I believe ai is being oversold. So-called ai can’t really create anything on its own, it simply uses prompts entered by humans then uses different genres of art and literature (already created by humans) as a reference point and then mashes them together to make something “new”. That tech can be used to spark new ideas, but we humans will always be the true creators
the Gods of the Market Place prefer efficiency over creativity, and so do the people who worship them. 99.99% of people never create anything 'new', they just learn a few established templates and then apply those templates using basic levels of discernment. "AI" is perfectly capable of doing that, with much greater speed for much lower cost.
AI will never compete with the greatest thinkers and artists. Study them, write about them, and invite others to do so. I think we need to provide an alternative to the mountains AI slop
I think people will get tired and this would reveal how ai is boring. The way is to help those who are in search fir answers. Lead the light to heal human souls
Maybe people will rely on a "IRL Net" to experience truly human-crafted content. Something like local book clubs. Could printed magazines/other 'zines make a comeback?
I think either humans will get tired of the slop which ai will create (the mass produced one, not the real artist use of it) and just slowly walk away from the digital (leaving Babel..) or humans will start imitating ai generating an ouroboric hyperhumanity
@@JohannesNiederhauser I didn't say join the amish. Amish are a very strict religious sect. I'm saying let's restore a more clean life. technologies such as the smart phones and TVs with all its accessory phenomena and dilemmas didn't make our life mentally and physically easier. I'm struggling every week to detox my brain-dopamine habits. without what these new technologies offer us every single hour, I would read more, think clearer, live happier, enjoy slower, learn more effectively, and observe the reality with more focus. I wish I was born in another era:(.
@@Sunshine99283 I said join the Amish because that is basically what you want - just without the religion. You cannot be born in a different age. That’s a reactionary stance. You are born now and into the future.
@@JohannesNiederhauser I can see that Age is our choices and deeds collectively viewed. and if my stance is a reactionary one, then each longing to our lost paradises.. each will to choose a past right over a present mistake is a reactionary act unfortunately.
@@JohannesNiederhauser by the way amish lifestyle is very harsh.. 0 technology..while 1880-1905 time has many technologies (in a benign level) where they can make life easier without corrupting it in deep. for example amish can't have electricity, while 19th century man used it. etc.
"Do you have machines that think?" "We used to until they broke. Then we threw them away." Neal Stephenson predicated this developement in 1999 in his book "Anathem". He even called it AI, short for "artifical inanity".
His solution seems to be monastic convents for philosophers, scientists and so-called "deo-logers", totally devoid from technology and the outer-world, called "the seculum".
We could look for offline communications? Or articulate the beauty of humanity and nurture and share the ability to do human things IA can't (I say AY because there is no reason to respect its name).
Language origin addressed from ideas and entities in the world to the world. Later language forgot its origin and language was addressed to itself Now we are in a second transformation where language is a marginal tool that not address anything usefull because the usefull is storaged on the Internet so aniquilation of sense of ideas of thinking and language is in process. The reason why that happens I leave here to discuss to anyone who want it
AI is also just very bad at writing in general. I’ve just finished my Undergraduate degree in Philosophy and most of the analytic writers that I was forced to read sound just as bad, but hardly anyone reads them anyway. The same with AI. True reading requires intensional sustained attention, and I don’t know of anyone who would willing expend that attention reading that kind of rubbish. More opportunity for those who can actually write and actually have something to write about.

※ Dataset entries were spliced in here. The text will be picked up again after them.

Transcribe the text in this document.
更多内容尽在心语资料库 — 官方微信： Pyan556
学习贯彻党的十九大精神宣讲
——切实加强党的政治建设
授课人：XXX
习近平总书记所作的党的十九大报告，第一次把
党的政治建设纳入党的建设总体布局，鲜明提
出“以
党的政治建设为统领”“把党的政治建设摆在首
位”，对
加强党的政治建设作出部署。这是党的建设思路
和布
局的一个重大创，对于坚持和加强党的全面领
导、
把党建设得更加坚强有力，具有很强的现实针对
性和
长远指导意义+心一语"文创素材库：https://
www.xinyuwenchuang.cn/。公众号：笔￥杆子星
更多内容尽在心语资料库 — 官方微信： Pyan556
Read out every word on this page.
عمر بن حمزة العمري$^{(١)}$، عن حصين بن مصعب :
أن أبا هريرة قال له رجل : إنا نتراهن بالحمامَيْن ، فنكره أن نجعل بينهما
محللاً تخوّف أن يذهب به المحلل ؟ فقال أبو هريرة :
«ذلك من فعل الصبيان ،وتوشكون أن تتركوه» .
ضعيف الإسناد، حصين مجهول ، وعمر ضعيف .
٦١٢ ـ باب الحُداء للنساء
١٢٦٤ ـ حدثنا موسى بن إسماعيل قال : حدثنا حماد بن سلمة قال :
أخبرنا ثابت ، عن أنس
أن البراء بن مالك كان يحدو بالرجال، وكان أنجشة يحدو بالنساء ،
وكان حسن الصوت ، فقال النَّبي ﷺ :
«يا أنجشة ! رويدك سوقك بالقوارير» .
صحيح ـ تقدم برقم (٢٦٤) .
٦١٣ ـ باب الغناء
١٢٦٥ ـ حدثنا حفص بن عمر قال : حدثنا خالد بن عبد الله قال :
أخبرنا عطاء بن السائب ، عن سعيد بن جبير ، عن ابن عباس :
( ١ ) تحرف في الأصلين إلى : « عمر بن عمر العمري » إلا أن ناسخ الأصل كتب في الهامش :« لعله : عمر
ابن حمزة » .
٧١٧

This whole AI situation is like an Omelas situation. I think, at this point, to remain human, we should just walk away and not participate in this soul-killing and planet-killing enterprise of so-called AI. (In the future, we might expect some to try and attempt radical Kaczynski-like ways of achieving some sort of catharsis, if I’m using the term correctly. I don’t personally advocate this.) That’s why I’ve stopped relying on ChatGPT and instead asked friends I can “spitball” ideas to, to jumpstart fresh opportunities to write (I’m a relatively unknown writer in the Global South, you see). I feel more human this way, less machine. You can’t even ask the AI to be honest with you. What else should I have expected? Maybe a return to old ways of life and living and “creation” of human knowledge, but in more modern garb, can help us, if we figure out how to do it again. Even the people of the 90s might have better ways than we (and I mean laypeople too, not just the academics/experts) do now.